I’m taking a statistics class this semester. I ordered the text through the university bookstore. It is obviously a used book – not just the USED sticker, but it has the wear and tear of a book that had been toted around by a student.
I look inside and see inside C 2005 Pearson Education, Inc. Note that as of this writing it is only 1/16/05.
Maybe there’s something I don’t understand about copyrighting. Doesn’t the copyright concur with the date of original printing? Amazon lists the book as being published March 5, 2004. Amazon link to book.
[aside]I looked at the copywrite because of the cover of the book. Note this book is called Statistics for Business and Economics. What does it have on the cover? Charts? Bell curves? Paredo charts? Nope. A dude doing a flip on a snowboard. Underneath this picture are pics of guys playing basketball, a guy waterskiing, a tennis player hitting a serve, a mountain biker charging through a puddle, and a kiyaker. Yeah! Xtreme Statistics! [/aside]
Also, you may have a not-intended-for-sale “first printing” copy that may have a handful more errors than the official second or third printings will have. Textbook publishers often print ridiculously small first print runs, KNOWING that we’ll find mistakes to be corrected in later printings.
Actually, we now start working on “reprints” before the first printing is actually printed…

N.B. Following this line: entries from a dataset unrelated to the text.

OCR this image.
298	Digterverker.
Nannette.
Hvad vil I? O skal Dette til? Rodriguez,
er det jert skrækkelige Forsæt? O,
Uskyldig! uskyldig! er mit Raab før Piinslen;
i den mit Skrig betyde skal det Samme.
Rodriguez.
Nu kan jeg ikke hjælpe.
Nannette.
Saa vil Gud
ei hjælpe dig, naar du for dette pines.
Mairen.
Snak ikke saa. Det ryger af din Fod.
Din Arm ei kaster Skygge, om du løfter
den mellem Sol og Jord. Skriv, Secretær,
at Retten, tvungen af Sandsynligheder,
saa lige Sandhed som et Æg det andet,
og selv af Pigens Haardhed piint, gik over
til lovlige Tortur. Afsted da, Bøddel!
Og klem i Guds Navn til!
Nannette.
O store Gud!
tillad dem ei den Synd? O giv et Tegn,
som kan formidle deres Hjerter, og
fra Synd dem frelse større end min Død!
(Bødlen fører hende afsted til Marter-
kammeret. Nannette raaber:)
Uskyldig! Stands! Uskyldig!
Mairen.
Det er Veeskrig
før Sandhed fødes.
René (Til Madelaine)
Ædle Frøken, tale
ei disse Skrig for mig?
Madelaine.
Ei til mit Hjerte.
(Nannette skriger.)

It used to be that we expected the development of a new book or a major new edition of a book to take about three years. Now, if we can’t do it in less than half that, we can’t compete. So more and more lil’ errors have to wait to be fixed until after the thing is proved to be marketable. These aren’t generally serious content errors, by the way, but things like a page reference that’s one page off, or a table-of-contents entry that got the exact title of a section slightly wrong, or a comma missing that doesn’t affect anyone’s understanding of the passage but doesn’t follow our style guidelines.